Maka aku katakan kepada mereka: "Mohonlah ampun kepada Tuhanmu, sesungguhnya Dia adalah Maha Pengampun, niscaya Dia akan mengirimkan hujan kepadamu dengan lebat,  dan membanyakkan harta dan anak-anakmu, dan mengadakan untukmu kebun-kebun dan mengadakan (pula di dalamnya) untukmu sungai-sungai.” (QS 71 :10-12).

InsyaAllah kita bisa berhasil dengan itu, tetapi bila berhasil panen – jangan lupa bukan semua hasil panenan itu untuk kita. Ada hak orang lain, minimal pada yang wajib yaitu zakatnya (5 % atau 10 % tergantung system pengairannya) – apabila dilebihkan sampai 1/3 akan sangat baik, akan mengundang awan khusus untuk kita.

Dan Dialah yang menjadikan kebun-kebun yang berjunjung dan yang tidak berjunjung, pohon kurma, tanam-tanaman yang bermacam-macam buahnya, zaitun dan delima yang serupa (bentuk dan warnanya), dan tidak sama (rasanya). Makanlah dari buahnya (yang bermacam-macam itu) bila dia berbuah, dan tunaikanlah haknya di hari memetik hasilnya (dengan dikeluarkan zakatnya); dan janganlah kamu berlebih-lebihan. Sesungguhnya Allah tidak menyukai orang-orang yang berlebih-lebihan.” (QS 6 :141)

Setelah fondasi terbangun sangat kokoh dengan Iman, Takwa, Tawakkal, Sholat, Taubat dan Infaq ; maka kita bisa mulai mengisi bangunan di atasnya.

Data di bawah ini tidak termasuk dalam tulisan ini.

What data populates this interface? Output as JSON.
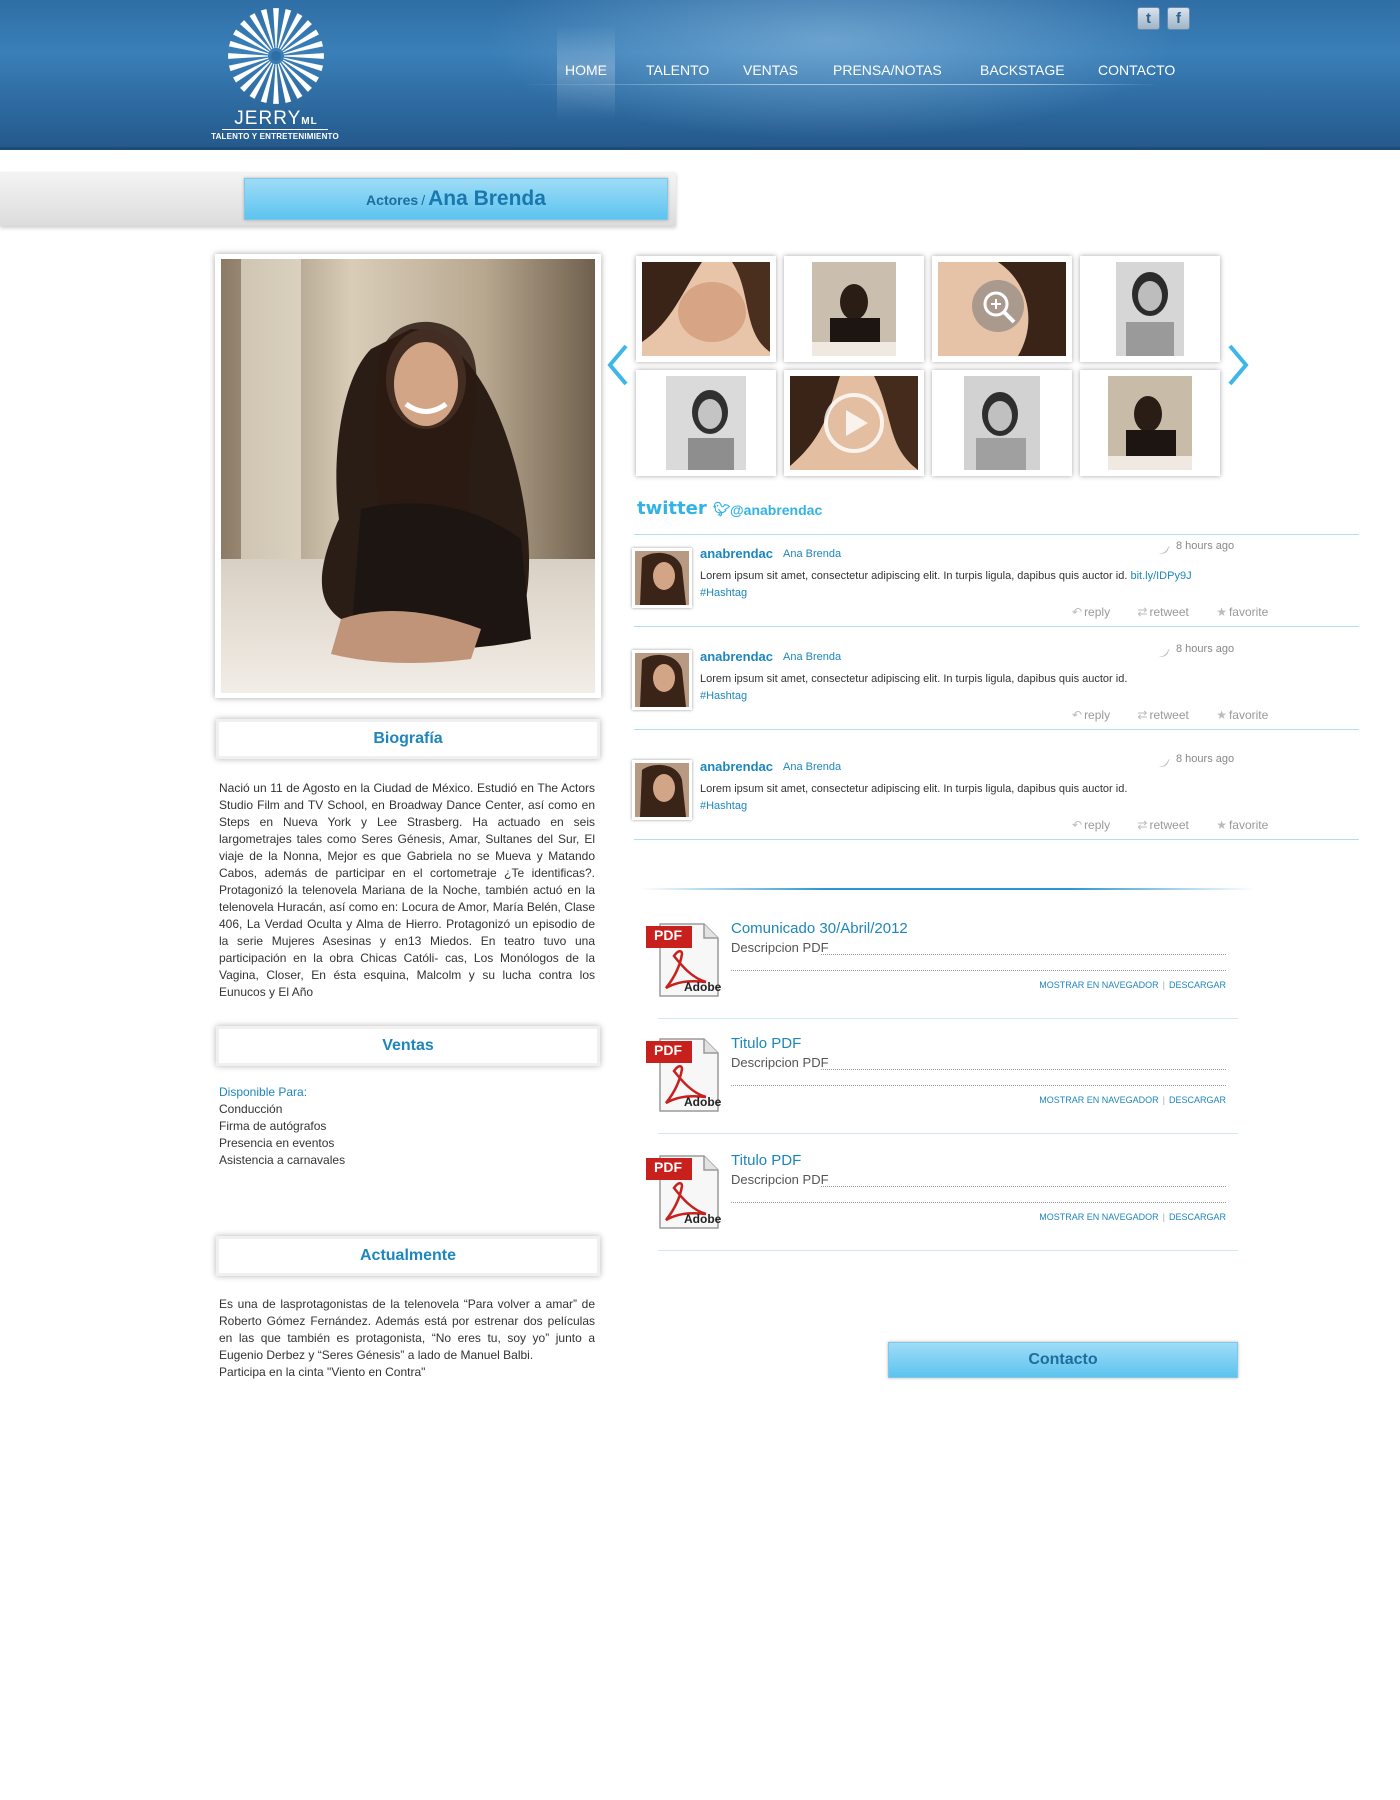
{
  "header": {
    "logo_word": "JERRY",
    "logo_suffix": "ML",
    "logo_tagline": "TALENTO Y ENTRETENIMIENTO",
    "nav": [
      {
        "label": "HOME",
        "active": true
      },
      {
        "label": "TALENTO",
        "active": false
      },
      {
        "label": "VENTAS",
        "active": false
      },
      {
        "label": "PRENSA/NOTAS",
        "active": false
      },
      {
        "label": "BACKSTAGE",
        "active": false
      },
      {
        "label": "CONTACTO",
        "active": false
      }
    ],
    "social": [
      {
        "icon": "twitter-icon",
        "glyph": "t"
      },
      {
        "icon": "facebook-icon",
        "glyph": "f"
      }
    ]
  },
  "breadcrumb": {
    "section": "Actores",
    "separator": "/",
    "name": "Ana Brenda"
  },
  "biografia": {
    "title": "Biografía",
    "text": "Nació un 11 de Agosto en la Ciudad de México. Estudió en The Actors Studio Film and TV School, en Broadway Dance Center, así como en Steps en Nueva York y Lee Strasberg. Ha actuado en seis largometrajes tales como Seres Génesis, Amar, Sultanes del Sur, El viaje de la Nonna, Mejor es que Gabriela no se Mueva y Matando Cabos, además de participar en el cortometraje ¿Te identificas?. Protagonizó la telenovela Mariana de la Noche, también actuó en la telenovela Huracán, así como en: Locura de Amor, María Belén, Clase 406, La Verdad Oculta y Alma de Hierro. Protagonizó un episodio de la serie Mujeres Asesinas y en13 Miedos. En teatro tuvo una participación en la obra Chicas Católi- cas, Los Monólogos de la Vagina, Closer, En ésta esquina, Malcolm y su lucha contra los Eunucos y El Año"
  },
  "ventas": {
    "title": "Ventas",
    "available_label": "Disponible Para:",
    "items": [
      "Conducción",
      "Firma de autógrafos",
      "Presencia en eventos",
      "Asistencia a carnavales"
    ]
  },
  "actualmente": {
    "title": "Actualmente",
    "text": "Es una de lasprotagonistas de la telenovela “Para volver a amar” de Roberto Gómez Fernández. Además está por estrenar dos películas en las que también es protagonista, “No eres tu, soy yo” junto a Eugenio Derbez y “Seres Génesis” a lado de Manuel Balbi.",
    "text2": "Participa en la cinta \"Viento en Contra\""
  },
  "twitter": {
    "logo": "twitter",
    "handle": "@anabrendac",
    "tweets": [
      {
        "user": "anabrendac",
        "name": "Ana Brenda",
        "time": "8 hours ago",
        "text": "Lorem ipsum  sit amet, consectetur adipiscing elit. In turpis ligula, dapibus quis auctor id.",
        "link": "bit.ly/IDPy9J",
        "tag": "#Hashtag"
      },
      {
        "user": "anabrendac",
        "name": "Ana Brenda",
        "time": "8 hours ago",
        "text": "Lorem ipsum  sit amet, consectetur adipiscing elit. In turpis ligula, dapibus quis auctor id.",
        "link": "",
        "tag": "#Hashtag"
      },
      {
        "user": "anabrendac",
        "name": "Ana Brenda",
        "time": "8 hours ago",
        "text": "Lorem ipsum  sit amet, consectetur adipiscing elit. In turpis ligula, dapibus quis auctor id.",
        "link": "",
        "tag": "#Hashtag"
      }
    ],
    "actions": {
      "reply": "reply",
      "retweet": "retweet",
      "favorite": "favorite"
    }
  },
  "pdfs": [
    {
      "title": "Comunicado 30/Abril/2012",
      "desc": "Descripcion PDF",
      "icon_label": "PDF",
      "icon_brand": "Adobe"
    },
    {
      "title": "Titulo PDF",
      "desc": "Descripcion PDF",
      "icon_label": "PDF",
      "icon_brand": "Adobe"
    },
    {
      "title": "Titulo PDF",
      "desc": "Descripcion PDF",
      "icon_label": "PDF",
      "icon_brand": "Adobe"
    }
  ],
  "pdf_links": {
    "view": "MOSTRAR EN NAVEGADOR",
    "sep": "|",
    "download": "DESCARGAR"
  },
  "contact_button": "Contacto",
  "colors": {
    "header": "#2f6ea5",
    "accent": "#1d86bd",
    "pill": "#5cc4ef",
    "twitter": "#33b2e5"
  }
}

Yang pertama adalah ilmu – seperti ilmu-ilmu tentang pertanian yang sudah ditulis dengan sangat detil oleh ulama-ulama terdahulu yang kemudian dikumpulkan oleh Ibnu Awwam tersebut diatas, tugas kita kemudian tinggalah menyempurnakan saja – tetapi tentu tidak boleh merusaknya atau membangun bangunan yang tidak sesuai dengan fondasinya.

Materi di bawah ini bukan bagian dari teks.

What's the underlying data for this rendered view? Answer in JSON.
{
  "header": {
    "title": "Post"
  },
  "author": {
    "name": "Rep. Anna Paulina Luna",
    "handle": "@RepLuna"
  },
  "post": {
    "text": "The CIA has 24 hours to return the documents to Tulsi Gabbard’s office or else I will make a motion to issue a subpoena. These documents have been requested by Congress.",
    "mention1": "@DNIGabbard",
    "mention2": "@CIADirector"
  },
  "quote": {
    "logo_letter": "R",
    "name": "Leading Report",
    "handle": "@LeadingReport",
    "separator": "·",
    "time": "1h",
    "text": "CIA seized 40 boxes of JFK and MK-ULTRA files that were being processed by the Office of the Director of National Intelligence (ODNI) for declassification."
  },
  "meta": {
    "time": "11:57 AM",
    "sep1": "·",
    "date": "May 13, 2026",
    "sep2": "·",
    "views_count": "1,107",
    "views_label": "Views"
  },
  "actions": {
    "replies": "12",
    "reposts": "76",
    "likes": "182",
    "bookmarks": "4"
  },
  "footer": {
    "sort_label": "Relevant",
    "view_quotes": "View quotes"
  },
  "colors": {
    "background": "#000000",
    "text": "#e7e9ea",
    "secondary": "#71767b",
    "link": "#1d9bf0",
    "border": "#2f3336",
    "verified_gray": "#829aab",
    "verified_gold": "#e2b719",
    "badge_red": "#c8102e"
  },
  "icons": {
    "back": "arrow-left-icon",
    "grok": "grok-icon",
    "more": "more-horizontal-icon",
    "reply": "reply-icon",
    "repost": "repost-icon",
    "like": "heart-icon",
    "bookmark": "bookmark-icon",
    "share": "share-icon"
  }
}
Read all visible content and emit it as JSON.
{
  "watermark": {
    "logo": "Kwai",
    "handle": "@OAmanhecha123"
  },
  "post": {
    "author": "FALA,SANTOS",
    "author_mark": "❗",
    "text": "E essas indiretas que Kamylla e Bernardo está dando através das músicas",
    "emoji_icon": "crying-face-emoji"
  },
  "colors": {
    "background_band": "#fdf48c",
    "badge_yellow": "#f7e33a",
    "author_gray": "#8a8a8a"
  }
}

Yang berikutnya adalah tentang amal, karena ilmu saja tidak akan menyelesaikan masalah yang dihadapi umat. Ilmu perlu terus diamalkan untuk menyelesaikan berbagai persoalan yang ada di lapangan, dengan pengamalan tersebutlah ilmu diambil manfaatnya dan dapat terus disempurnakan.

Ketika ilmu semakin mendalam diamalkan dengan ketakwaan, akan terbangun kearifan-kearifan yang spesifik dengan bidang amal tersebut. Di bidang pertanian misalnya, akan muncul kearifan-kearifan tentang apa yang seharusnya ditanam, dimana, kapan, bagaimana caranya dlsb.

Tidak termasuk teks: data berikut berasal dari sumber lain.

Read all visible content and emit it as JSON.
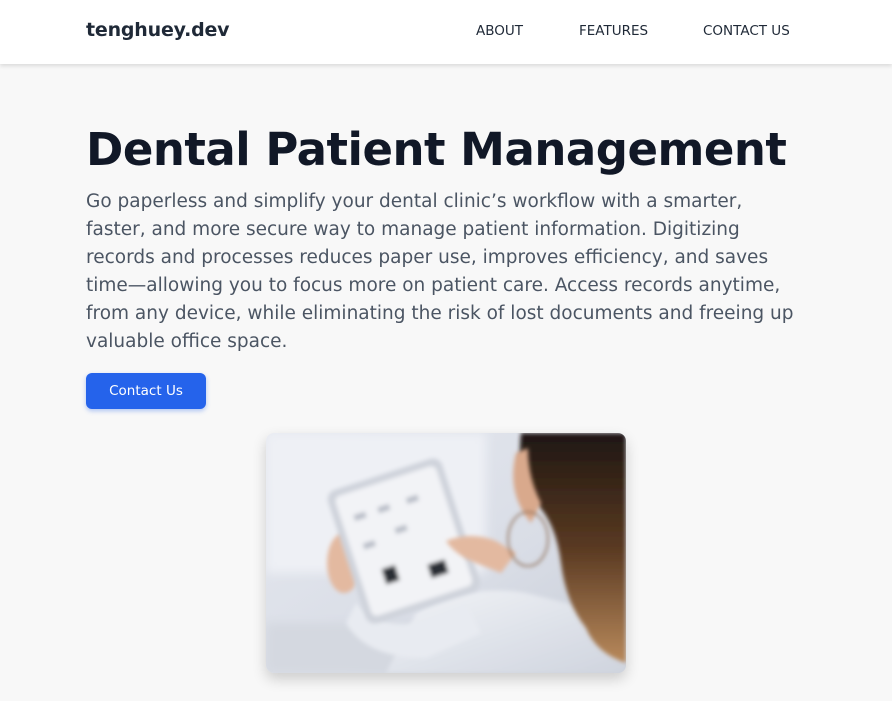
{
  "navbar": {
    "brand": "tenghuey.dev",
    "links": [
      {
        "label": "ABOUT"
      },
      {
        "label": "FEATURES"
      },
      {
        "label": "CONTACT US"
      }
    ]
  },
  "hero": {
    "title": "Dental Patient Management",
    "description": "Go paperless and simplify your dental clinic’s workflow with a smarter, faster, and more secure way to manage patient information. Digitizing records and processes reduces paper use, improves efficiency, and saves time—allowing you to focus more on patient care. Access records anytime, from any device, while eliminating the risk of lost documents and freeing up valuable office space.",
    "cta_label": "Contact Us",
    "image_icon": "photo-woman-holding-tablet"
  },
  "colors": {
    "accent": "#2563eb",
    "heading": "#111827",
    "body_text": "#4b5563",
    "background": "#f8f8f8"
  }
}
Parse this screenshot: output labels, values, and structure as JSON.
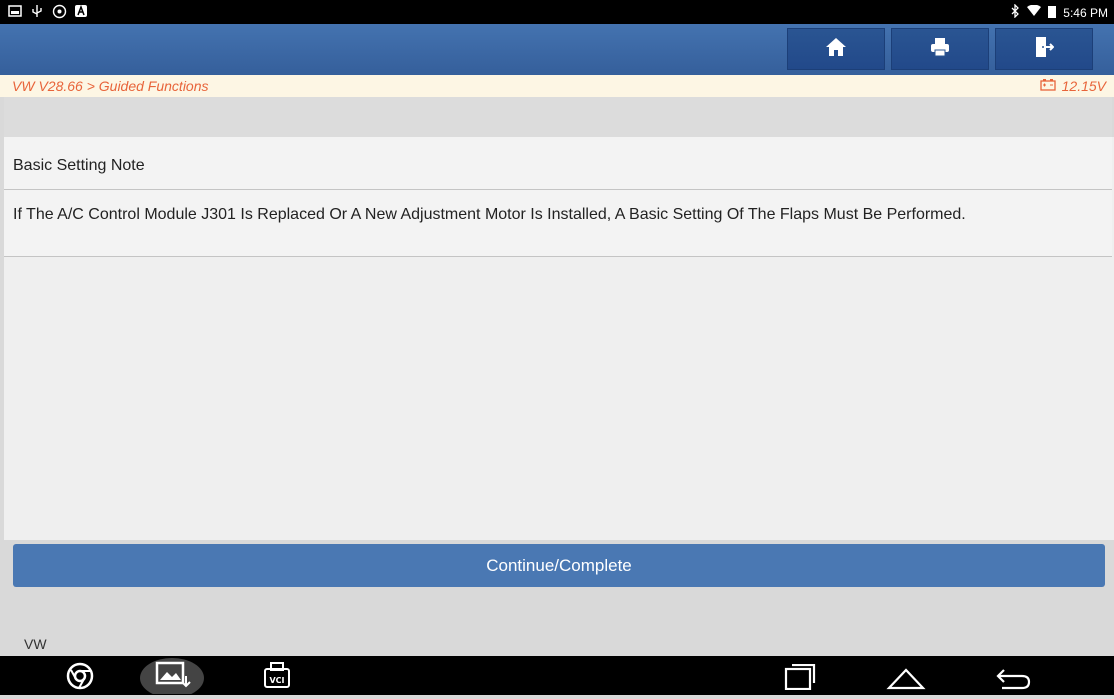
{
  "status_bar": {
    "time": "5:46 PM",
    "left_icons": [
      "image-icon",
      "usb-icon",
      "settings-circle-icon",
      "a-badge-icon"
    ],
    "right_icons": [
      "bluetooth-icon",
      "wifi-icon",
      "battery-icon"
    ]
  },
  "header": {
    "buttons": [
      {
        "name": "home",
        "icon": "home-icon"
      },
      {
        "name": "print",
        "icon": "print-icon"
      },
      {
        "name": "exit",
        "icon": "exit-icon"
      }
    ]
  },
  "breadcrumb": {
    "path": "VW V28.66 > Guided Functions",
    "voltage": "12.15V"
  },
  "content": {
    "title": "Basic Setting Note",
    "message": "If The A/C Control Module J301 Is Replaced Or A New Adjustment Motor Is Installed, A Basic Setting Of The Flaps Must Be Performed."
  },
  "actions": {
    "continue_label": "Continue/Complete"
  },
  "footer": {
    "brand": "VW"
  },
  "nav_bar": {
    "vci_label": "VCI",
    "icons": [
      "chrome-icon",
      "gallery-icon",
      "vci-icon",
      "recents-icon",
      "home-nav-icon",
      "back-icon"
    ]
  },
  "colors": {
    "header_blue": "#3c6aa8",
    "button_blue": "#4a78b3",
    "breadcrumb_text": "#e8643a"
  }
}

Darimana datangnya kearifan-kearifan pertanian itu ? dari Allah untuk orang yang bertani dengan ketakwaannya sebagaimana janjinya “…bertakwalah kepada Allah, Allah akan mengajari kamu…” (QS 2:282). Dan ketika Allah memberi kita kearifan-kearifan atau hikmah ini, itulah kebaikan yang sangat banyak untuk kita.

Allah menganugrahkan al hikmah (kefahaman yang dalam tentang Al Qur'an dan As Sunah) kepada siapa yang Dia kehendaki. Dan barang siapa yang dianugrahi al hikmah itu, ia benar-benar telah dianugrahi karunia yang banyak. Dan hanya orang-orang yang berakallah yang dapat mengambil pelajaran (dari firman Allah).” (QS 2:269)

Bayangkan kalau dunia pertanian kita dipenuhi dengan hikmah – yang berasal dari kepahaman yang dalam dari Al-Qur’an dan hadits, insyaAllah tidak akan ada lagi problem kerawanan pangan dan sejenisnya di negeri ini. Tetapi berdasarkan ayat tersebut  hikmah ini tidak datang dari sumber lain selain ketakwaan kita dalam mengikuti petunjuk-petunjukNya, maka dari situlah kita perlu merekonstruksi – membangun ulang – dunia pertanian kita, agar kita kembali kejalanNya ! InsyaAllah.